Dean of Faculty Prof. Eve De Rosa, human ecology, announced that the Faculty Senate voted to pass a resolution criticizing the increased use of temporary suspensions to discipline students involved in protest activity in an email to faculty senators. The resolution passed in an 80-16-15 vote on Friday.
The resolution, titled “Resolution Concerning Overuse of Temporary Suspensions, Excessive Delays that Violate Due Process in the Conduct of Disciplinary Hearings, and the Need for Reform of the Student Code of Conduct Procedures” was sponsored by 17 faculty senators and more than 30 other faculty members.
Temporary suspensions are a measure for students and organizations that may include the withdrawal of any or all University privileges and services, including class attendance, participation in examinations, and utilization of University premises and facilities. They should only be imposed when “less restrictive measures are deemed insufficient to protect the Complainant or the University community,” according to the Student Code of Conduct.
The resolution cited the 2024 Cornell Committee on Expressive Activity report, which expressed concern that temporary suspensions were being used punitively, as a tool for “coercive discipline used to deter, retaliate, or compel immediate compliance with Cornell policies” from disciplined students.
The committee, which was established by former President Martha Pollack to formulate a report evaluating and recommending changes to the University’s existing expressive activity policies, recommended that “Cornell make clear that the primary purpose of a temporary suspension is protective and not punitive.” It also recommended that the measure should “be imposed only when immediate action is required for the protection of others or to avoid substantial property damage, and that it ceases when the risk of harm has ceased.”
Calder Lewis J.D. ’25, who was a Respondents’ Codes Counselor from Fall 2023 to Spring 2025, estimated in an email sent to The Sun that around 85 percent of temporarily suspended students were political protesters. According to the resolution and estimates shared in the Nov. 12 Faculty Senate meeting powerpoint, the overwhelming majority of students suspended for protest activity had engaged in nonviolent conduct or speech on campus.
The resolution also criticized that members of the current Code and Procedures Review Committee — which is the committee of faculty, students and employees leading the current review of the Code — were appointed by the administration rather than Cornell’s shared governance bodies. The resolution called for the replacement of this committee with a “more representative committee” elected by shared governance bodies, CGSU-UE and the Office of the Respondents’ Code Counselors.

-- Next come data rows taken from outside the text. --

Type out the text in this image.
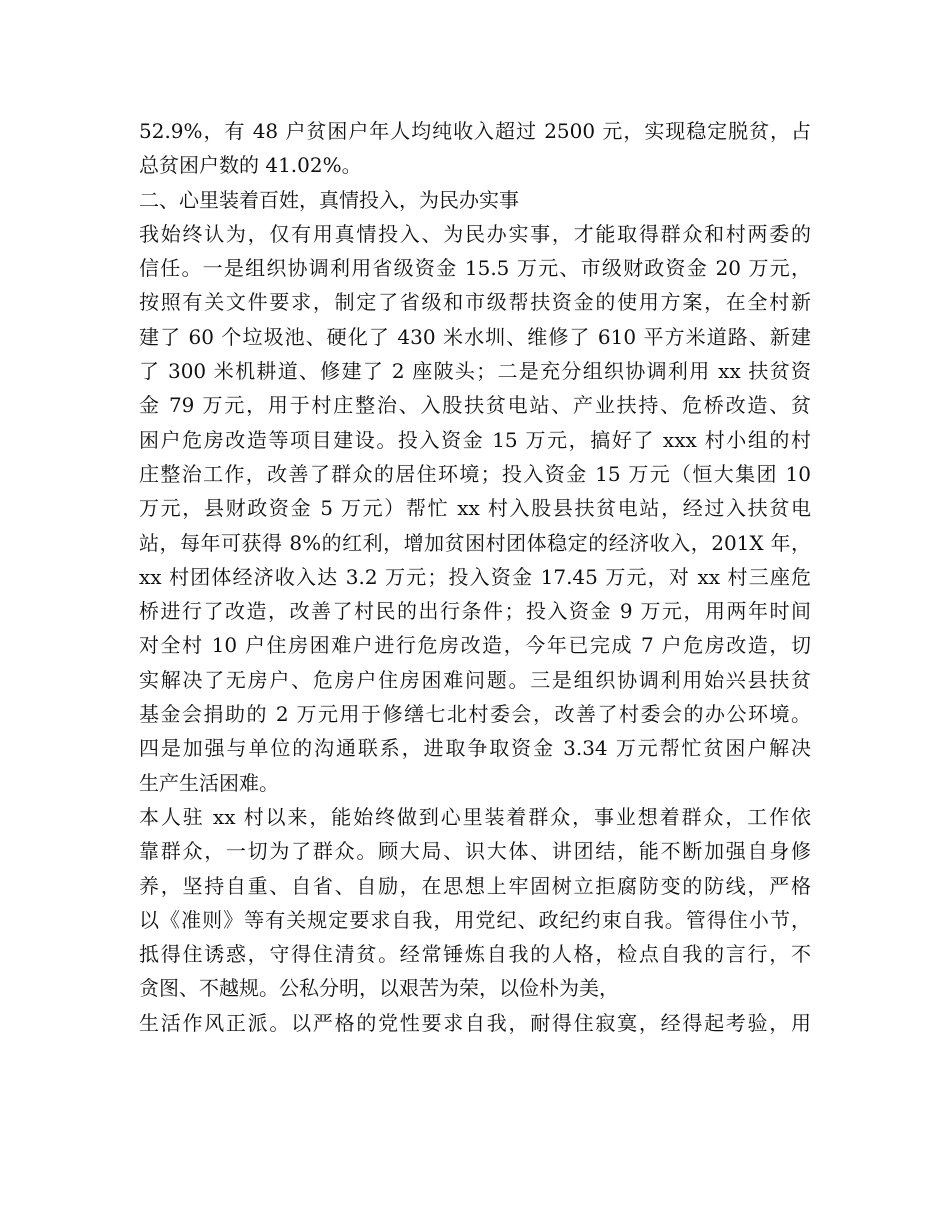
52.9%，有 48 户贫困户年人均纯收入超过 2500 元，实现稳定脱贫，占
总贫困户数的 41.02%。
二、心里装着百姓，真情投入，为民办实事
我始终认为，仅有用真情投入、为民办实事，才能取得群众和村两委的
信任。一是组织协调利用省级资金 15.5 万元、市级财政资金 20 万元，
按照有关文件要求，制定了省级和市级帮扶资金的使用方案，在全村新
建了 60 个垃圾池、硬化了 430 米水圳、维修了 610 平方米道路、新建
了 300 米机耕道、修建了 2 座陂头；二是充分组织协调利用 xx 扶贫资
金 79 万元，用于村庄整治、入股扶贫电站、产业扶持、危桥改造、贫
困户危房改造等项目建设。投入资金 15 万元，搞好了 xxx 村小组的村
庄整治工作，改善了群众的居住环境；投入资金 15 万元（恒大集团 10
万元，县财政资金 5 万元）帮忙 xx 村入股县扶贫电站，经过入扶贫电
站，每年可获得 8%的红利，增加贫困村团体稳定的经济收入，201X 年，
xx 村团体经济收入达 3.2 万元；投入资金 17.45 万元，对 xx 村三座危
桥进行了改造，改善了村民的出行条件；投入资金 9 万元，用两年时间
对全村 10 户住房困难户进行危房改造，今年已完成 7 户危房改造，切
实解决了无房户、危房户住房困难问题。三是组织协调利用始兴县扶贫
基金会捐助的 2 万元用于修缮七北村委会，改善了村委会的办公环境。
四是加强与单位的沟通联系，进取争取资金 3.34 万元帮忙贫困户解决
生产生活困难。
本人驻 xx 村以来，能始终做到心里装着群众，事业想着群众，工作依
靠群众，一切为了群众。顾大局、识大体、讲团结，能不断加强自身修
养，坚持自重、自省、自励，在思想上牢固树立拒腐防变的防线，严格
以《准则》等有关规定要求自我，用党纪、政纪约束自我。管得住小节，
抵得住诱惑，守得住清贫。经常锤炼自我的人格，检点自我的言行，不
贪图、不越规。公私分明，以艰苦为荣，以俭朴为美，
生活作风正派。以严格的党性要求自我，耐得住寂寞，经得起考验，用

In October, the Student Assembly passed a similar resolution that criticized the committee leading the review and revision of the Code as composed of members appointed by Vice President Ryan Lombardi. The Student Assembly's resolution also mentions temporary suspensions, stating that “the implementation of the Student Code of Conduct by [the Office of Student Conduct and Community Standards] has caused excessive and unreasonable delays in cases where a student or student organization has been temporarily suspended.”
In an interview with The Sun, Vice President for Student and Campus Life Ryan Lombardi and Dean of Students Marla Love discussed how student and faculty members of the Code and Procedures Review Committee were selected. Love said that the committee has “almost all … of the governance structures covered.” In response to The Sun’s question about why students are a minority on the committee, Love said that there was not a “design to have the students be the minority,” and that “the Code not only sits in the student experience outside of the classroom, but has impact on inside the classroom and folks that work with students in those spaces.”
An earlier version of the resolution was submitted to the Dean of Faculty on Aug. 27. According Prof. Richard Bensel, government, De Rosa did not put the resolution on the agenda for the September meeting of the Faculty Senate, but approved the resolution for the Oct. 8 meeting’s agenda.
When De Rosa put the resolution on the agenda, according to Bensel, she also referred the resolution to the Committee on Academic Programs and Policies. This committee is housed within the Faculty Senate and “initially screens formal proposals for new academic programs, degrees, or policies,” according to its website.
Though the summary of CAPP review stated that the resolution “does not fall within scope of what CAPP has customarily reviewed in recent years,” the committee corresponded with Faculty Senate members who agreed that a CAPP review was appropriate. The summary CAPP review stated that one common recommendation among many CAPP members was that “the resolution might be reworded to invite dialogue and collaboration with the administration.”
The resolution was revised by the sponsors and presented to the Faculty Senate on Nov. 12.
“The Dean of Faculty refused to put it on the agenda for the September meeting, and the Faculty Senate only meets routinely, only meets every month, so it was a big delay,” Bensel said.